Asimo shows off dance moves
Asimo shows off dance moves
Written by Lucy Black   
Sunday, 02 October 2011

Honda's humanoid robot, Asimo, was demonstrating its latest abilities at the 2011 IEEE International Conference on Intelligent Robots and Systems recently held in San Francisco.

Scientists at the Honda Research Institute in Mountain View, California are working on robotics technologies to assist humans, aiming to improve  robot mobility and communication.  The surprise is that they are using the Kinect 3D sensor.  It seems that this low cost sensor is good enough to use with big as well as small robots.

Victor Ng-Thow-Hing, Behzad Dariush, and colleagues were at the 2011 IEEE International Conference on Intelligent Robots and Systems recently held in San Francisco where Spectrum captured this video demonstrating two recent advances.





At the start of the video, we see Asimo mimicking in real time the  movements of the human in the background. To achieve this the researchers use Microsoft's Kinect 3D sensor to track selected points on a person's upper body, and their software uses an inverse kinematics approach to generate control commands to make Asimo move.

The software prevents self collisions and excessive joint motions that might damage its system and is integrated with Asimo's whole-body controller in order to maintain balance. The researchers say that the ability of mimicking a person in real time could find applications in robot programming and interactive teleoperation, among other things.

You might well have seen similar displays based on using smaller robots such as the Nao but this is proof that the idea scales to larger robots and it looks even more impressive.

Later, the scientists explain how they're using gestures to improve Asimo's communication skills.

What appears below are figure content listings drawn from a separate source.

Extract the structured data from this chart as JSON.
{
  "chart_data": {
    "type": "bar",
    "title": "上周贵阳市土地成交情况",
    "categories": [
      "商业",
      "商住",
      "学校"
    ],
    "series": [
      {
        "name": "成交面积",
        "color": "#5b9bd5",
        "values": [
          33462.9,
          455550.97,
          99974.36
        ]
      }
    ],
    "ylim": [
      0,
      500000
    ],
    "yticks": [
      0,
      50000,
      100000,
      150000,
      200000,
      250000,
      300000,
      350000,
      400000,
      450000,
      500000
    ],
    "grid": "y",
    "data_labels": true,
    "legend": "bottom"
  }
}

They're developing a gesture-generating system that takes any input text and analyzes its grammatical structure, timing, and choice of word phrases to automatically generate movements for the robot. To make the behavior more realistic, the scientists used a vision system to capture humans performing various gestures, and then they incorporated these natural movements into their gesture-generating system.

Watching the video the upper body dance movements seem very naturalistic and it certainly seems that Asimo enjoys dancing.